L’eau de Millefleurs, nous dit Lémery, est le produit de la distillation de la bouse de vache fraîche et recueillie au mois de mai. Pourquoi le mois de mai ? Parce que, à ce moment de l’année, la végétation a pris assez de vigueur pour que les vaches puissent brouter les mille fleurs de la prairie. Il y avait une variante qu’on appelait l’eau de toutes fleurs, de Bateus. On prenait alors de la bouse de vache et des limaçons avec leurs coquilles ; le tout était écrasé, délayé dans un tiers de vin, blanc et distillé. Cette dernière était surtout réservée comme eau de toilette pour les mains et le visage.

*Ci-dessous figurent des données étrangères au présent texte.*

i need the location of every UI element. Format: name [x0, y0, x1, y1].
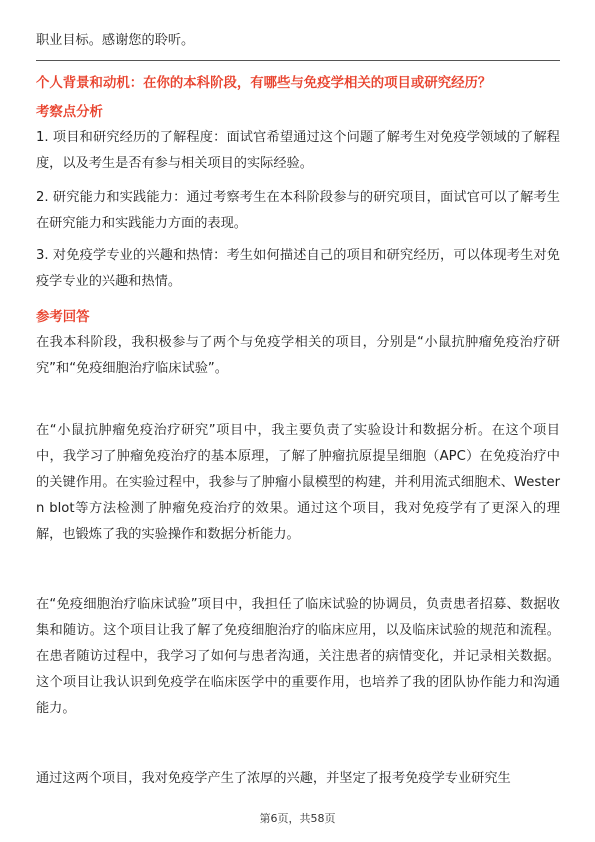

Enfin on donnait encore le nom d’eau de Millefleurs à la simple urine de vache ; c’est ainsi du reste qu’elle était principalement employée, et l’on s’en servait, paraît-il, avec beaucoup de succès contre plusieurs maladies. Au printemps et en automne, on en buvait deux ou trois verres tous les matins pendant neuf à dix jours et on se promenait ; l’auteur ajoute : il est bon que ce soit à la campagne, et pour cause.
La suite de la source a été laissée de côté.